Sebbene sia facile individuarlo, non si trova dappertutto. “Qui a Dubai come in altri paesi dell’area, è apprezzato perché è come il quadrifoglio, non si trova facilmente. Quando c’è, viene molto richiesto. Persino la famiglia reale qui a Dubai, quando li raccoglie nel deserto ama pubblicare la notizia sui social media. Ultimamente è molto apprezzato quello dall’Algeria, ma anche da Arabia Saudita, Qatar, Bahrein, va da una tonalità bianca a una più rossa o quasi scura. Le signore emiratine ne ordinano cassette, va a chili come le patate. Quando piove se ne raccolgono tonnellate in una notte, ma poi magari per mesi non si trova nulla”, racconta Massimo Vidoni, conosciuto a Dubai come Truffle Man. Un soprannome che si è guadagnato sul campo: con la sua azienda da oltre 20 anni è il maggiore importatore del nostro tartufo italiano nella città emiratina, grande esperto e conoscitore del mercato rifornisce i maggiori ristoranti dell’area di questo e altri prodotti pregiati, compresi i nostri stellati italiani. Il prezzo del tartufo del deserto? 20-30 euro al chilo ma dipende dalle annate, come da noi.

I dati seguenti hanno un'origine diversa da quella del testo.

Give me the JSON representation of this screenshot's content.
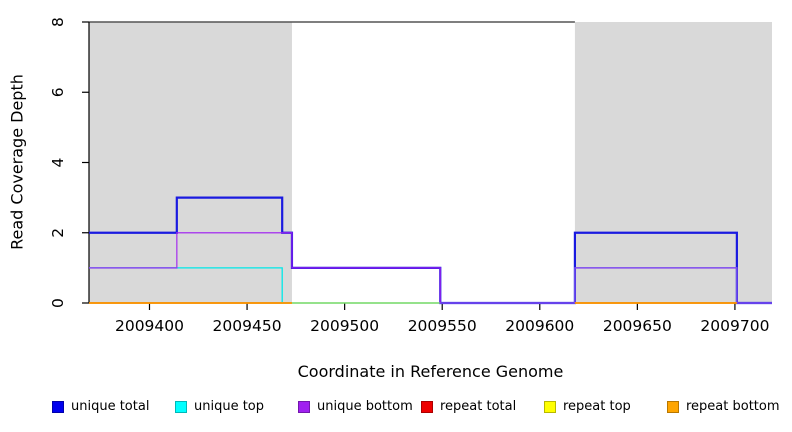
{
  "figure": {
    "background": "#ffffff",
    "xlabel": "Coordinate in Reference Genome",
    "ylabel": "Read Coverage Depth"
  },
  "legend": [
    {
      "label": "unique total",
      "color": "#0000ee"
    },
    {
      "label": "unique top",
      "color": "#00ffff"
    },
    {
      "label": "unique bottom",
      "color": "#a020f0"
    },
    {
      "label": "repeat total",
      "color": "#ee0000"
    },
    {
      "label": "repeat top",
      "color": "#ffff00"
    },
    {
      "label": "repeat bottom",
      "color": "#ffa500"
    }
  ],
  "chart_data": {
    "type": "line",
    "step": true,
    "title": "",
    "xlabel": "Coordinate in Reference Genome",
    "ylabel": "Read Coverage Depth",
    "xlim": [
      2009369,
      2009719
    ],
    "ylim": [
      0,
      8
    ],
    "x_ticks": [
      2009400,
      2009450,
      2009500,
      2009550,
      2009600,
      2009650,
      2009700
    ],
    "y_ticks": [
      0,
      2,
      4,
      6,
      8
    ],
    "grid": false,
    "legend_position": "bottom",
    "region_fill": "#d9d9d9",
    "repeat_regions": [
      [
        2009369,
        2009473
      ],
      [
        2009618,
        2009719
      ]
    ],
    "top_rule": {
      "y": 8,
      "x_from": 2009369,
      "x_to": 2009618,
      "color": "#555555"
    },
    "series": [
      {
        "name": "repeat total",
        "color": "#e60000",
        "width": 1.2,
        "opacity": 1,
        "segments": [
          {
            "x": [
              2009369
            ],
            "v": [
              0
            ],
            "end": 2009473
          },
          {
            "x": [
              2009618
            ],
            "v": [
              0
            ],
            "end": 2009701
          }
        ]
      },
      {
        "name": "unique total",
        "color": "#1a1ae0",
        "width": 2.2,
        "opacity": 1,
        "segments": [
          {
            "x": [
              2009369,
              2009414,
              2009468,
              2009473,
              2009549,
              2009618,
              2009701
            ],
            "v": [
              2,
              3,
              2,
              1,
              0,
              2,
              0
            ],
            "end": 2009719
          }
        ]
      },
      {
        "name": "unique top",
        "color": "#00e8e8",
        "width": 1.3,
        "opacity": 1,
        "segments": [
          {
            "x": [
              2009369,
              2009468,
              2009618,
              2009701
            ],
            "v": [
              1,
              0,
              1,
              0
            ],
            "end": 2009719
          }
        ]
      },
      {
        "name": "repeat top",
        "color": "#ffff00",
        "width": 1.3,
        "opacity": 0.55,
        "segments": [
          {
            "x": [
              2009369
            ],
            "v": [
              0
            ],
            "end": 2009549
          },
          {
            "x": [
              2009618
            ],
            "v": [
              0
            ],
            "end": 2009701
          }
        ]
      },
      {
        "name": "unique bottom",
        "color": "#a020f0",
        "width": 1.4,
        "opacity": 0.8,
        "segments": [
          {
            "x": [
              2009369,
              2009414,
              2009473,
              2009549,
              2009618,
              2009701
            ],
            "v": [
              1,
              2,
              1,
              0,
              1,
              0
            ],
            "end": 2009719
          }
        ]
      },
      {
        "name": "repeat bottom",
        "color": "#ff9700",
        "width": 1.8,
        "opacity": 1,
        "segments": [
          {
            "x": [
              2009369
            ],
            "v": [
              0
            ],
            "end": 2009473
          },
          {
            "x": [
              2009618
            ],
            "v": [
              0
            ],
            "end": 2009701
          }
        ]
      }
    ]
  }
}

Come si mangia il tartufo del deserto
“Lo mangiano stufato, con altre verdure, come patate e carote. Lo fanno a fette una volta cotto e lo mangiano con le salse. L’ho visto persino servito con la maionese!” spiega Vidoni e ancora: “Sono più gli anziani a mangiarlo, è davvero un cibo di una volta, come i vecchi bolliti di un tempo da noi. Per loro è un ricordo d’infanzia, ci sono affezionati. Poi è chiaro, con l’introduzione dei nostri tartufi italiani, sono diventati più consapevoli della differenza e della nostra qualità. Anche grazie agli chef”. Si può trovare anche nelle tajine. “L’ho mangiato anni fa al Cairo, in Egitto, in un piatto alla maniera beduina affettato in fette grosse in una tajine di carne di capra, come accompagnamento, tipo chips fresche. Ma li fanno anche cotti, impensabile da noi”, ci dice Dattilo. L’aspetto è bianchiccio e cervellotico, giallo paglierino all’esterno mentre dentro è di un bianco candido. E il gusto? “Hanno poco sapore, sono gommosi, perché crescono in territori avversi, caldi, dove per sopravvivere bisogna essere robusti, coriacei e non particolarmente buoni”. Secondo quanto ci racconta venivano usati fin dall’epoca dei Romani che li importavano dal Medio Oriente, ci sono addirittura affreschi che li hanno consegnati all’eternità.